Un crime hors-norme, une violence et une misère sociale omniprésentes, une famille d’accueil ambigue, sans oublier un Président de la République (Nicolas Sarkozy) qui envenime la situation en dénigrant le travail de la justice, provoquant ainsi la colère des magistrats.

Des éléments dignes d’un scénario de polar mais qui sont hélas la triste réalité de la courte vie de Laëtitia.

Pour redonner toute sa place à la jeune fille et lui rendre justice, l’historien et sociologue Ivan Jablonka est parti à la rencontre des protagonistes du drame dans un livre-enquête bouleversant qui se lit comme un roman.

collage_laetitia

Le texte est toujours sensible et intelligent.

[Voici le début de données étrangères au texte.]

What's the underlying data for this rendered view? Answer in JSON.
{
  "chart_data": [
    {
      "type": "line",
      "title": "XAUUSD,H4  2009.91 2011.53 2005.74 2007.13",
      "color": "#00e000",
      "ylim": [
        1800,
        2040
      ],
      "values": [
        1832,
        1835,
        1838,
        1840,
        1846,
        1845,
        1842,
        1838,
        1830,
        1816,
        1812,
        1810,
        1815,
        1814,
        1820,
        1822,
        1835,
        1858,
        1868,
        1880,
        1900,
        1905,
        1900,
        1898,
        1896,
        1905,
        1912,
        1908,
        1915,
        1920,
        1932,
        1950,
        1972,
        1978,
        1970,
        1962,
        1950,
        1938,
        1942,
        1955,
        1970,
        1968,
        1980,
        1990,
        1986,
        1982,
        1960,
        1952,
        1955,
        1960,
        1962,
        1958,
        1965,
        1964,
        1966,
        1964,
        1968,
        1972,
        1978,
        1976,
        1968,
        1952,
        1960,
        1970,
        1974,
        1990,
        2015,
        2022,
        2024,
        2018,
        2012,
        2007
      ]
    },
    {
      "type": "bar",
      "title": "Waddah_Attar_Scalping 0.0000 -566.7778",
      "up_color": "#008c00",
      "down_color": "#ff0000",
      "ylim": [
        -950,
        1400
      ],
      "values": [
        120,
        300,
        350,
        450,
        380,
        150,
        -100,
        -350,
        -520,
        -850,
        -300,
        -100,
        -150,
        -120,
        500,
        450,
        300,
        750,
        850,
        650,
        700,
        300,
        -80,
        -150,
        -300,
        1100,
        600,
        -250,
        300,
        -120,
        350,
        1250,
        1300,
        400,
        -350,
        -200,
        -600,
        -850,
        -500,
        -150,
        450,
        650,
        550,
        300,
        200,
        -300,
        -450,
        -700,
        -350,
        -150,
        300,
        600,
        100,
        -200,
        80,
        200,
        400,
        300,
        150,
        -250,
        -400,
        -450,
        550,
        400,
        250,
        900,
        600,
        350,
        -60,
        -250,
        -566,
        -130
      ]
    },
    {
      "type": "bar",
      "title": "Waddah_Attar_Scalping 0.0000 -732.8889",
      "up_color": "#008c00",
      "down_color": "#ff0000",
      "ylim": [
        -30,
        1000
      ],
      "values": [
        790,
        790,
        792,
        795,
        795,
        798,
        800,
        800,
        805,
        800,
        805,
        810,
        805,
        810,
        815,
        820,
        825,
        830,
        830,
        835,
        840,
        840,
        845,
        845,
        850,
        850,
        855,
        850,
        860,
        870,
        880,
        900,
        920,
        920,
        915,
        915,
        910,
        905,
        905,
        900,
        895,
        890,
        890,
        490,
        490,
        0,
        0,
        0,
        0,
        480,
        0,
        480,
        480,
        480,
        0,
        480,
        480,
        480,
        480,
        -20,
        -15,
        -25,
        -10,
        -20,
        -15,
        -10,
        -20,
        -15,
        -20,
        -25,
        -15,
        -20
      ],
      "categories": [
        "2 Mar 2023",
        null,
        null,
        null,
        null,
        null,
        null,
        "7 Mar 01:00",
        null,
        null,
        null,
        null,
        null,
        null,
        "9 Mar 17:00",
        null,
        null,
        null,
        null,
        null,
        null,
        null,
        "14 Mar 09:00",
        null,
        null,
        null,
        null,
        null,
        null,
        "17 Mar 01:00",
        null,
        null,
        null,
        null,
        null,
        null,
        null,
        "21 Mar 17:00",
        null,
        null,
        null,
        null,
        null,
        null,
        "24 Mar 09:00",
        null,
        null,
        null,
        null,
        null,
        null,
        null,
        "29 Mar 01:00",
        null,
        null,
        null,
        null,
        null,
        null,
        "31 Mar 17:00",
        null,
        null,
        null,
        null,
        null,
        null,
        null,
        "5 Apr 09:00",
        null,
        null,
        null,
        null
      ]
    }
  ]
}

Très loin des pages obscènes de la presse à scandale, il rend toute sa dignité à la jeune fille, dénonce les inégalités sociales, les inégalités de genres, la fragilité des femmes dans une société machiste.

Il rend aussi hommage aux fonctionnaires de la police, de la médecine légale, de la justice, et de l’aide sociale à l’enfance, fracassés par l’affaire mais très engagés, admirables de ténacité.

Le livre a été sur toutes les listes des grands prix littéraires de l’automne.
Il vient de recevoir le prix Médicis et le prix littéraire du Monde.

Des récompenses amplement méritées.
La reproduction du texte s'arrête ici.